Die Definition dieses Begriffs in Art 16 berücksichtigt, dass es in den Mitgliedstaaten zwei verschiedene Systeme der Antragseinreichung gibt: Zum einen das etwa in Deutschland bekannte, bei dem die Antragsschrift zunächst bei Gericht eingereicht wird, welches wiederum die Zustellung an die Gegenseite veranlasst. Dem trägt Art 16 I lit a Rechnung. Es genügt die Einreichung, selbst wenn dadurch nicht sofort das Verfahren nach nationalem Recht eingeleitet wird (EuGH v 22.6.16 – C-173/16; Anm Dimmler FamRB 17, 55), Art 16 I lit b greift das in anderen Mitgliedstaaten geltende System auf, bei dem der Antragsteller die Antragsschrift zunächst direkt an den Antragsgegner zustellt und sie erst danach bei Gericht einreicht. Welche der beiden Alternativen einschlägig ist, richtet sich also nach der lex fori.
Rn 2
In beiden Fällen wird für die Annahme einer erfolgten Anrufung des Gerichts einerseits vorausgesetzt, dass diese schriftlich unternommen wurde (telefonische Befassung eines Richters reicht nicht!), andererseits, dass der Antragsteller in der Nachfolge seinen zustellungsbezüglichen Obliegenheiten nachgekommen ist (vgl zum Ganzen EuGH FamRZ 11, 617; Anm Mankowski GPR 11, 209; ergänzend auch EuGH, Beschl v 16.7.15 – C-507/14 nv). Man erkennt – aus deutscher – Sicht klare Parallelen zu § 167 ZPO, der eine ähnliche Vorwirkung anordnet. Die den Antragsteller iRd Anrufung treffenden Obliegenheiten hängen von der lex fori ab (NK-BGB/Gruber Art 16 Rz 4) und sind in Deutschland die Folgenden (ThoPu/Hüßtege Art 16 Rz 3):
- Mitteilung der richtigen Anschrift des Antragsgegners (dazu BGH NJW 17, 564) bzw eines Zustellungsbevollmächtigten (dazu KG FamRZ 05, 1685),
- Beifügung der erforderlichen Anzahl von Abschriften,
- Einzahlung des Kostenvorschusses sowie entsprechende Nachfrageverpflichtung (zur Verfahrenskostenhilfeproblematik s.u. Rn 3).
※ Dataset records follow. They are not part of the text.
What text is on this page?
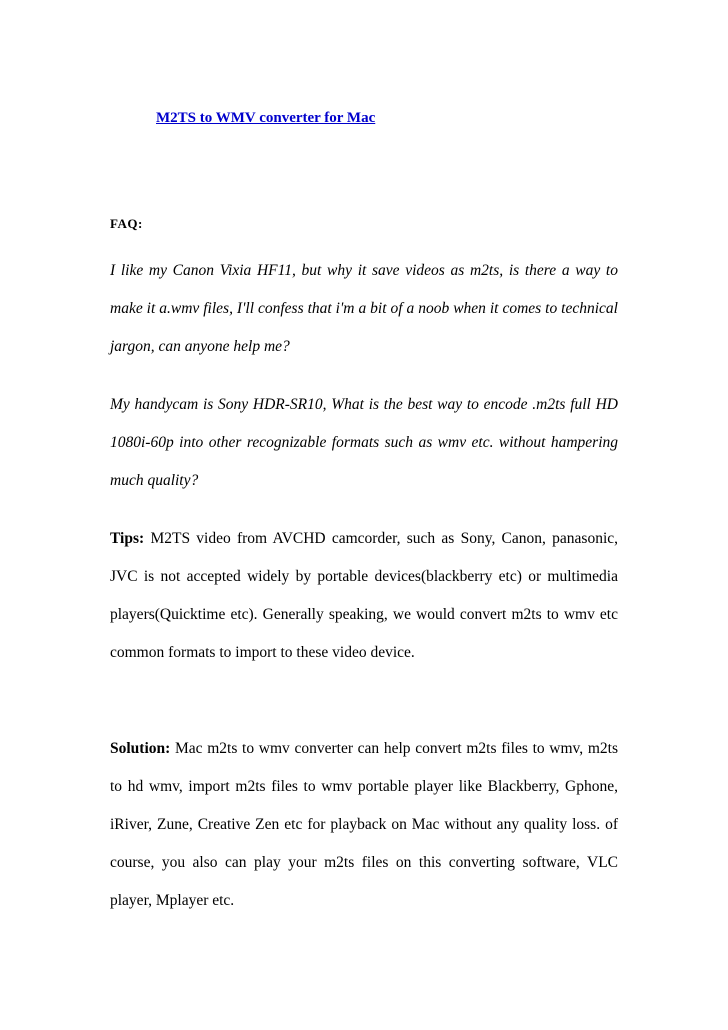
M2TS to WMV converter for Mac
FAQ:
I like my Canon Vixia HF11, but why it save videos as m2ts, is there a way to make it a.wmv files, I'll confess that i'm a bit of a noob when it comes to technical jargon, can anyone help me?
My handycam is Sony HDR-SR10, What is the best way to encode .m2ts full HD 1080i-60p into other recognizable formats such as wmv etc. without hampering much quality?
Tips: M2TS video from AVCHD camcorder, such as Sony, Canon, panasonic, JVC is not accepted widely by portable devices(blackberry etc) or multimedia players(Quicktime etc). Generally speaking, we would convert m2ts to wmv etc common formats to import to these video device.
Solution: Mac m2ts to wmv converter can help convert m2ts files to wmv, m2ts to hd wmv, import m2ts files to wmv portable player like Blackberry, Gphone, iRiver, Zune, Creative Zen etc for playback on Mac without any quality loss. of course, you also can play your m2ts files on this converting software, VLC player, Mplayer etc.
Wird der Antragsteller dem nicht gerecht, so tritt die Anrufung erst ein, sobald die Mängel behoben sind (NK-BGB/Gruber Art 16 Rz 9; zum etwaigen Verschuldensvorwurf EuGH v 16.7.15 – C-507/14 nv; EuGH v 22.6.16 – C-173/16: Obliegenheit des Antragstellers die ihm obliegenden Maßnahmen zu treffen, um die Zustellung an die Antragsgegnerseite zu bewirken; Anm Mankowski FamRZ 15, 1865).
Bei Verfahren, die von Amts wegen eingeleitet werden (bspw Entzug der elterlichen Sorge), sollte darauf abgestellt werden, zu welchem Zeitpunkt das Verfahren erstmals aktenkundig geworden ist (NK-BGB/Gruber Art 16 Rz 8).